The talks have at times been torturous, concedes David Lyon, a London-based EPCglobal project manager. Not only has EPCglobal had to knock heads to get the members to formulate agreed-upon proposals, but also the proposals had to be ratified by government authorities. The European Technical Standards Institute, for example, must ratify proposals concerning the broadcast frequency and power output of RFID tags.

These have revealed a sticking point, although fears that European insistence on a lower-power output for tags would effectively torpedo a global standard have proved misplaced. While U.S. regulations allow tags to transmit at four watts, Europe would only permit two watts. Concerns over the impact of this reduced power on the range over which tags could be read diminished when it turned out that Europe's regulators measured wattage slightly differently than their U.S. counterparts.

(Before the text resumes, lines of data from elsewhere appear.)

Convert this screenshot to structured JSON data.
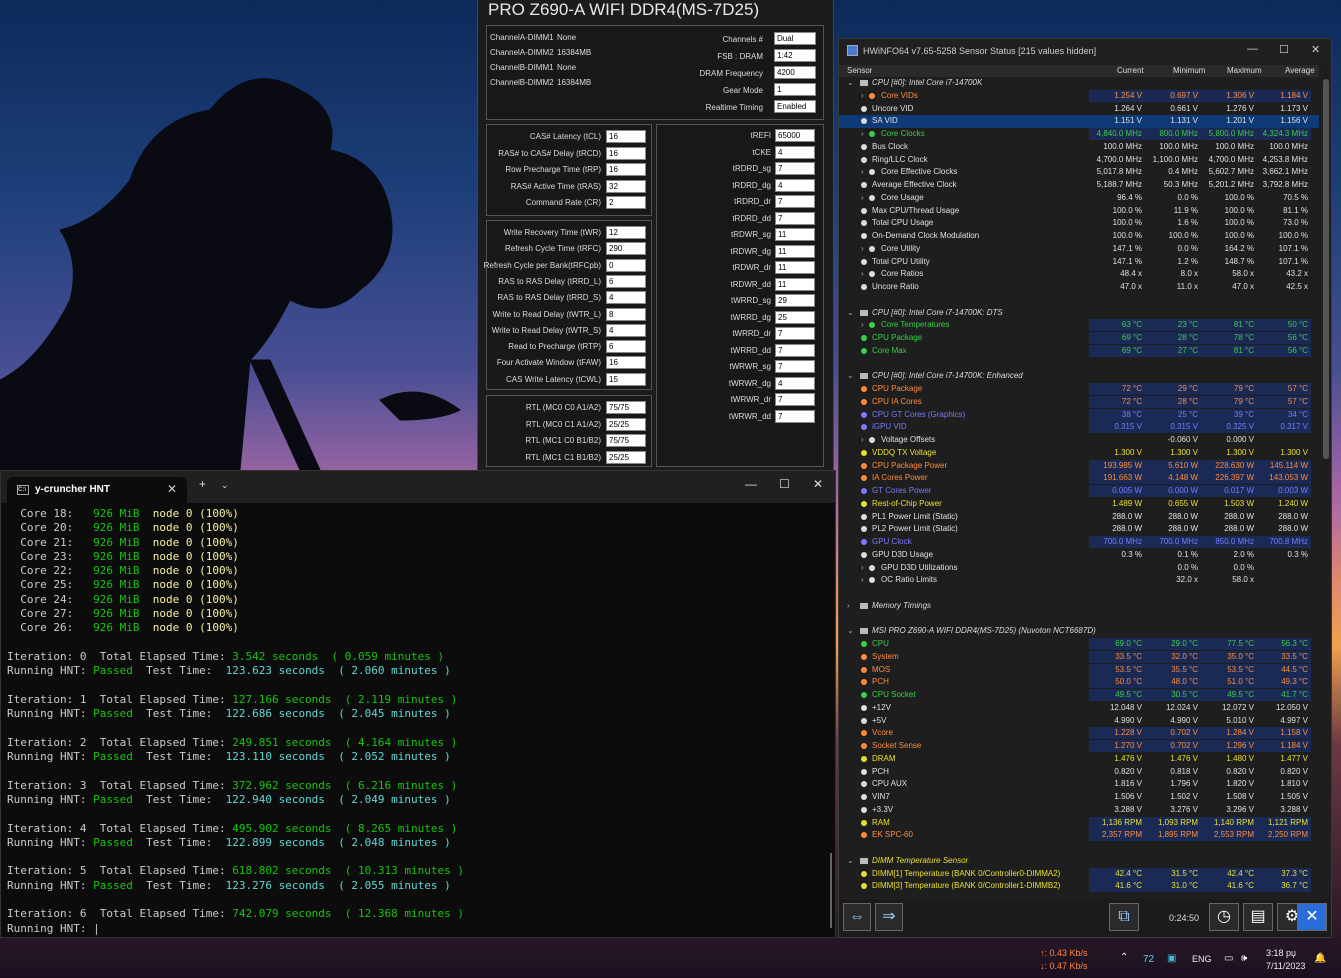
{
  "memory_panel": {
    "title": "PRO Z690-A WIFI DDR4(MS-7D25)",
    "dimms": [
      {
        "label": "ChannelA-DIMM1",
        "value": "None"
      },
      {
        "label": "ChannelA-DIMM2",
        "value": "16384MB"
      },
      {
        "label": "ChannelB-DIMM1",
        "value": "None"
      },
      {
        "label": "ChannelB-DIMM2",
        "value": "16384MB"
      }
    ],
    "summary": [
      {
        "label": "Channels #",
        "value": "Dual"
      },
      {
        "label": "FSB : DRAM",
        "value": "1:42"
      },
      {
        "label": "DRAM Frequency",
        "value": "4200"
      },
      {
        "label": "Gear Mode",
        "value": "1"
      },
      {
        "label": "Realtime Timing",
        "value": "Enabled"
      }
    ],
    "primary": [
      {
        "label": "CAS# Latency (tCL)",
        "value": "16"
      },
      {
        "label": "RAS# to CAS# Delay (tRCD)",
        "value": "16"
      },
      {
        "label": "Row Precharge Time (tRP)",
        "value": "16"
      },
      {
        "label": "RAS# Active Time (tRAS)",
        "value": "32"
      },
      {
        "label": "Command Rate (CR)",
        "value": "2"
      }
    ],
    "secondary": [
      {
        "label": "Write Recovery Time (tWR)",
        "value": "12"
      },
      {
        "label": "Refresh Cycle Time (tRFC)",
        "value": "290"
      },
      {
        "label": "Refresh Cycle per Bank(tRFCpb)",
        "value": "0"
      },
      {
        "label": "RAS to RAS Delay (tRRD_L)",
        "value": "6"
      },
      {
        "label": "RAS to RAS Delay (tRRD_S)",
        "value": "4"
      },
      {
        "label": "Write to Read Delay (tWTR_L)",
        "value": "8"
      },
      {
        "label": "Write to Read Delay (tWTR_S)",
        "value": "4"
      },
      {
        "label": "Read to Precharge (tRTP)",
        "value": "6"
      },
      {
        "label": "Four Activate Window (tFAW)",
        "value": "16"
      },
      {
        "label": "CAS Write Latency (tCWL)",
        "value": "15"
      }
    ],
    "rtl": [
      {
        "label": "RTL (MC0 C0 A1/A2)",
        "value": "75/75"
      },
      {
        "label": "RTL (MC0 C1 A1/A2)",
        "value": "25/25"
      },
      {
        "label": "RTL (MC1 C0 B1/B2)",
        "value": "75/75"
      },
      {
        "label": "RTL (MC1 C1 B1/B2)",
        "value": "25/25"
      }
    ],
    "tertiary": [
      {
        "label": "tREFI",
        "value": "65000"
      },
      {
        "label": "tCKE",
        "value": "4"
      },
      {
        "label": "tRDRD_sg",
        "value": "7"
      },
      {
        "label": "tRDRD_dg",
        "value": "4"
      },
      {
        "label": "tRDRD_dr",
        "value": "7"
      },
      {
        "label": "tRDRD_dd",
        "value": "7"
      },
      {
        "label": "tRDWR_sg",
        "value": "11"
      },
      {
        "label": "tRDWR_dg",
        "value": "11"
      },
      {
        "label": "tRDWR_dr",
        "value": "11"
      },
      {
        "label": "tRDWR_dd",
        "value": "11"
      },
      {
        "label": "tWRRD_sg",
        "value": "29"
      },
      {
        "label": "tWRRD_dg",
        "value": "25"
      },
      {
        "label": "tWRRD_dr",
        "value": "7"
      },
      {
        "label": "tWRRD_dd",
        "value": "7"
      },
      {
        "label": "tWRWR_sg",
        "value": "7"
      },
      {
        "label": "tWRWR_dg",
        "value": "4"
      },
      {
        "label": "tWRWR_dr",
        "value": "7"
      },
      {
        "label": "tWRWR_dd",
        "value": "7"
      }
    ]
  },
  "terminal": {
    "tab_title": "y-cruncher HNT",
    "cores": [
      {
        "core": "18",
        "mem": "926 MiB",
        "node": "node 0 (100%)"
      },
      {
        "core": "20",
        "mem": "926 MiB",
        "node": "node 0 (100%)"
      },
      {
        "core": "21",
        "mem": "926 MiB",
        "node": "node 0 (100%)"
      },
      {
        "core": "23",
        "mem": "926 MiB",
        "node": "node 0 (100%)"
      },
      {
        "core": "22",
        "mem": "926 MiB",
        "node": "node 0 (100%)"
      },
      {
        "core": "25",
        "mem": "926 MiB",
        "node": "node 0 (100%)"
      },
      {
        "core": "24",
        "mem": "926 MiB",
        "node": "node 0 (100%)"
      },
      {
        "core": "27",
        "mem": "926 MiB",
        "node": "node 0 (100%)"
      },
      {
        "core": "26",
        "mem": "926 MiB",
        "node": "node 0 (100%)"
      }
    ],
    "iterations": [
      {
        "n": "0",
        "elapsed": "3.542 seconds",
        "elapsed_min": "( 0.059 minutes )",
        "status": "Passed",
        "test": "123.623 seconds",
        "test_min": "( 2.060 minutes )"
      },
      {
        "n": "1",
        "elapsed": "127.166 seconds",
        "elapsed_min": "( 2.119 minutes )",
        "status": "Passed",
        "test": "122.686 seconds",
        "test_min": "( 2.045 minutes )"
      },
      {
        "n": "2",
        "elapsed": "249.851 seconds",
        "elapsed_min": "( 4.164 minutes )",
        "status": "Passed",
        "test": "123.110 seconds",
        "test_min": "( 2.052 minutes )"
      },
      {
        "n": "3",
        "elapsed": "372.962 seconds",
        "elapsed_min": "( 6.216 minutes )",
        "status": "Passed",
        "test": "122.940 seconds",
        "test_min": "( 2.049 minutes )"
      },
      {
        "n": "4",
        "elapsed": "495.902 seconds",
        "elapsed_min": "( 8.265 minutes )",
        "status": "Passed",
        "test": "122.899 seconds",
        "test_min": "( 2.048 minutes )"
      },
      {
        "n": "5",
        "elapsed": "618.802 seconds",
        "elapsed_min": "( 10.313 minutes )",
        "status": "Passed",
        "test": "123.276 seconds",
        "test_min": "( 2.055 minutes )"
      },
      {
        "n": "6",
        "elapsed": "742.079 seconds",
        "elapsed_min": "( 12.368 minutes )",
        "status": "",
        "test": "",
        "test_min": ""
      }
    ],
    "labels": {
      "core": "Core",
      "iteration": "Iteration:",
      "total": "Total Elapsed Time:",
      "running": "Running HNT:",
      "test": "Test Time:"
    }
  },
  "hwinfo": {
    "title": "HWiNFO64 v7.65-5258 Sensor Status [215 values hidden]",
    "columns": [
      "Sensor",
      "Current",
      "Minimum",
      "Maximum",
      "Average"
    ],
    "rows": [
      {
        "g": true,
        "name": "CPU [#0]: Intel Core i7-14700K"
      },
      {
        "name": "Core VIDs",
        "exp": true,
        "color": "#ff8c3c",
        "v": [
          "1.254 V",
          "0.697 V",
          "1.306 V",
          "1.184 V"
        ],
        "bg": "#1a2a55"
      },
      {
        "name": "Uncore VID",
        "v": [
          "1.264 V",
          "0.661 V",
          "1.276 V",
          "1.173 V"
        ]
      },
      {
        "name": "SA VID",
        "v": [
          "1.151 V",
          "1.131 V",
          "1.201 V",
          "1.156 V"
        ],
        "sel": true
      },
      {
        "name": "Core Clocks",
        "exp": true,
        "color": "#38d04a",
        "v": [
          "4,840.0 MHz",
          "800.0 MHz",
          "5,800.0 MHz",
          "4,324.3 MHz"
        ],
        "bg": "#1a2a55"
      },
      {
        "name": "Bus Clock",
        "v": [
          "100.0 MHz",
          "100.0 MHz",
          "100.0 MHz",
          "100.0 MHz"
        ]
      },
      {
        "name": "Ring/LLC Clock",
        "v": [
          "4,700.0 MHz",
          "1,100.0 MHz",
          "4,700.0 MHz",
          "4,253.8 MHz"
        ]
      },
      {
        "name": "Core Effective Clocks",
        "exp": true,
        "v": [
          "5,017.8 MHz",
          "0.4 MHz",
          "5,602.7 MHz",
          "3,662.1 MHz"
        ]
      },
      {
        "name": "Average Effective Clock",
        "v": [
          "5,188.7 MHz",
          "50.3 MHz",
          "5,201.2 MHz",
          "3,792.8 MHz"
        ]
      },
      {
        "name": "Core Usage",
        "exp": true,
        "v": [
          "96.4 %",
          "0.0 %",
          "100.0 %",
          "70.5 %"
        ]
      },
      {
        "name": "Max CPU/Thread Usage",
        "v": [
          "100.0 %",
          "11.9 %",
          "100.0 %",
          "81.1 %"
        ]
      },
      {
        "name": "Total CPU Usage",
        "v": [
          "100.0 %",
          "1.6 %",
          "100.0 %",
          "73.0 %"
        ]
      },
      {
        "name": "On-Demand Clock Modulation",
        "v": [
          "100.0 %",
          "100.0 %",
          "100.0 %",
          "100.0 %"
        ]
      },
      {
        "name": "Core Utility",
        "exp": true,
        "v": [
          "147.1 %",
          "0.0 %",
          "164.2 %",
          "107.1 %"
        ]
      },
      {
        "name": "Total CPU Utility",
        "v": [
          "147.1 %",
          "1.2 %",
          "148.7 %",
          "107.1 %"
        ]
      },
      {
        "name": "Core Ratios",
        "exp": true,
        "v": [
          "48.4 x",
          "8.0 x",
          "58.0 x",
          "43.2 x"
        ]
      },
      {
        "name": "Uncore Ratio",
        "v": [
          "47.0 x",
          "11.0 x",
          "47.0 x",
          "42.5 x"
        ]
      },
      {
        "blank": true
      },
      {
        "g": true,
        "name": "CPU [#0]: Intel Core i7-14700K: DTS"
      },
      {
        "name": "Core Temperatures",
        "exp": true,
        "color": "#38d04a",
        "v": [
          "63 °C",
          "23 °C",
          "81 °C",
          "50 °C"
        ],
        "bg": "#1a2a55"
      },
      {
        "name": "CPU Package",
        "color": "#38d04a",
        "v": [
          "69 °C",
          "28 °C",
          "78 °C",
          "56 °C"
        ],
        "bg": "#1a2a55"
      },
      {
        "name": "Core Max",
        "color": "#38d04a",
        "v": [
          "69 °C",
          "27 °C",
          "81 °C",
          "56 °C"
        ],
        "bg": "#1a2a55"
      },
      {
        "blank": true
      },
      {
        "g": true,
        "name": "CPU [#0]: Intel Core i7-14700K: Enhanced"
      },
      {
        "name": "CPU Package",
        "color": "#ff8c3c",
        "v": [
          "72 °C",
          "29 °C",
          "79 °C",
          "57 °C"
        ],
        "bg": "#1a2a55"
      },
      {
        "name": "CPU IA Cores",
        "color": "#ff8c3c",
        "v": [
          "72 °C",
          "28 °C",
          "79 °C",
          "57 °C"
        ],
        "bg": "#1a2a55"
      },
      {
        "name": "CPU GT Cores (Graphics)",
        "color": "#7a7aff",
        "v": [
          "38 °C",
          "25 °C",
          "39 °C",
          "34 °C"
        ],
        "bg": "#1a2a55"
      },
      {
        "name": "iGPU VID",
        "color": "#7a7aff",
        "v": [
          "0.315 V",
          "0.315 V",
          "0.325 V",
          "0.317 V"
        ],
        "bg": "#1a2a55"
      },
      {
        "name": "Voltage Offsets",
        "exp": true,
        "v": [
          "",
          "-0.060 V",
          "0.000 V",
          ""
        ]
      },
      {
        "name": "VDDQ TX Voltage",
        "color": "#e8e030",
        "v": [
          "1.300 V",
          "1.300 V",
          "1.300 V",
          "1.300 V"
        ]
      },
      {
        "name": "CPU Package Power",
        "color": "#ff8c3c",
        "v": [
          "193.985 W",
          "5.610 W",
          "228.630 W",
          "145.114 W"
        ],
        "bg": "#1a2a55"
      },
      {
        "name": "IA Cores Power",
        "color": "#ff8c3c",
        "v": [
          "191.663 W",
          "4.148 W",
          "226.397 W",
          "143.053 W"
        ],
        "bg": "#1a2a55"
      },
      {
        "name": "GT Cores Power",
        "color": "#7a7aff",
        "v": [
          "0.005 W",
          "0.000 W",
          "0.017 W",
          "0.003 W"
        ],
        "bg": "#1a2a55"
      },
      {
        "name": "Rest-of-Chip Power",
        "color": "#e8e030",
        "v": [
          "1.489 W",
          "0.655 W",
          "1.503 W",
          "1.240 W"
        ]
      },
      {
        "name": "PL1 Power Limit (Static)",
        "v": [
          "288.0 W",
          "288.0 W",
          "288.0 W",
          "288.0 W"
        ]
      },
      {
        "name": "PL2 Power Limit (Static)",
        "v": [
          "288.0 W",
          "288.0 W",
          "288.0 W",
          "288.0 W"
        ]
      },
      {
        "name": "GPU Clock",
        "color": "#7a7aff",
        "v": [
          "700.0 MHz",
          "700.0 MHz",
          "850.0 MHz",
          "700.8 MHz"
        ],
        "bg": "#1a2a55"
      },
      {
        "name": "GPU D3D Usage",
        "v": [
          "0.3 %",
          "0.1 %",
          "2.0 %",
          "0.3 %"
        ]
      },
      {
        "name": "GPU D3D Utilizations",
        "exp": true,
        "v": [
          "",
          "0.0 %",
          "0.0 %",
          ""
        ]
      },
      {
        "name": "OC Ratio Limits",
        "exp": true,
        "v": [
          "",
          "32.0 x",
          "58.0 x",
          ""
        ]
      },
      {
        "blank": true
      },
      {
        "g": true,
        "collapsed": true,
        "name": "Memory Timings"
      },
      {
        "blank": true
      },
      {
        "g": true,
        "name": "MSI PRO Z690-A WIFI DDR4(MS-7D25) (Nuvoton NCT6687D)"
      },
      {
        "name": "CPU",
        "color": "#38d04a",
        "v": [
          "69.0 °C",
          "29.0 °C",
          "77.5 °C",
          "56.3 °C"
        ],
        "bg": "#1a2a55"
      },
      {
        "name": "System",
        "color": "#ff8c3c",
        "v": [
          "33.5 °C",
          "32.0 °C",
          "35.0 °C",
          "33.5 °C"
        ],
        "bg": "#1a2a55"
      },
      {
        "name": "MOS",
        "color": "#ff8c3c",
        "v": [
          "53.5 °C",
          "35.5 °C",
          "53.5 °C",
          "44.5 °C"
        ],
        "bg": "#1a2a55"
      },
      {
        "name": "PCH",
        "color": "#ff8c3c",
        "v": [
          "50.0 °C",
          "48.0 °C",
          "51.0 °C",
          "49.3 °C"
        ],
        "bg": "#1a2a55"
      },
      {
        "name": "CPU Socket",
        "color": "#38d04a",
        "v": [
          "49.5 °C",
          "30.5 °C",
          "49.5 °C",
          "41.7 °C"
        ],
        "bg": "#1a2a55"
      },
      {
        "name": "+12V",
        "v": [
          "12.048 V",
          "12.024 V",
          "12.072 V",
          "12.050 V"
        ]
      },
      {
        "name": "+5V",
        "v": [
          "4.990 V",
          "4.990 V",
          "5.010 V",
          "4.997 V"
        ]
      },
      {
        "name": "Vcore",
        "color": "#ff8c3c",
        "v": [
          "1.228 V",
          "0.702 V",
          "1.284 V",
          "1.158 V"
        ],
        "bg": "#1a2a55"
      },
      {
        "name": "Socket Sense",
        "color": "#ff8c3c",
        "v": [
          "1.270 V",
          "0.702 V",
          "1.296 V",
          "1.184 V"
        ],
        "bg": "#1a2a55"
      },
      {
        "name": "DRAM",
        "color": "#e8e030",
        "v": [
          "1.476 V",
          "1.476 V",
          "1.480 V",
          "1.477 V"
        ]
      },
      {
        "name": "PCH",
        "v": [
          "0.820 V",
          "0.818 V",
          "0.820 V",
          "0.820 V"
        ]
      },
      {
        "name": "CPU AUX",
        "v": [
          "1.816 V",
          "1.796 V",
          "1.820 V",
          "1.810 V"
        ]
      },
      {
        "name": "VIN7",
        "v": [
          "1.506 V",
          "1.502 V",
          "1.508 V",
          "1.505 V"
        ]
      },
      {
        "name": "+3.3V",
        "v": [
          "3.288 V",
          "3.276 V",
          "3.296 V",
          "3.288 V"
        ]
      },
      {
        "name": "RAM",
        "color": "#e8e030",
        "v": [
          "1,136 RPM",
          "1,093 RPM",
          "1,140 RPM",
          "1,121 RPM"
        ],
        "bg": "#1a2a55"
      },
      {
        "name": "EK SPC-60",
        "color": "#ff8c3c",
        "v": [
          "2,357 RPM",
          "1,895 RPM",
          "2,553 RPM",
          "2,250 RPM"
        ],
        "bg": "#1a2a55"
      },
      {
        "blank": true
      },
      {
        "g": true,
        "name": "DIMM Temperature Sensor",
        "color": "#e8e030"
      },
      {
        "name": "DIMM[1] Temperature (BANK 0/Controller0-DIMMA2)",
        "color": "#e8e030",
        "v": [
          "42.4 °C",
          "31.5 °C",
          "42.4 °C",
          "37.3 °C"
        ],
        "bg": "#1a2a55"
      },
      {
        "name": "DIMM[3] Temperature (BANK 0/Controller1-DIMMB2)",
        "color": "#e8e030",
        "v": [
          "41.6 °C",
          "31.0 °C",
          "41.6 °C",
          "36.7 °C"
        ],
        "bg": "#1a2a55"
      }
    ],
    "elapsed": "0:24:50"
  },
  "taskbar": {
    "net_up": "↑: 0.43 Kb/s",
    "net_down": "↓: 0.47 Kb/s",
    "tray_count": "72",
    "lang": "ENG",
    "time": "3:18 рџ",
    "date": "7/11/2023"
  }
}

Europe uses a measure called Effective Radiated Power, as opposed to the Effective Isotropic Radiated Power referred to in the U.S. regulations.

"Effectively, read ranges in Europe will be about 90 percent of those currently achievable in the U.S.," says Lyon.

The imminence of a global RFID standard, coupled with high-profile mandates from the U.S. Department of Defense and retailers such as Wal-Mart, have moved RFID onto many manufacturers' "to-do" lists. Europe's pharmaceutical manufacturers, once relatively indifferent, are scrambling to follow U.S.-led initiatives to use RFID to reduce drug counterfeiting.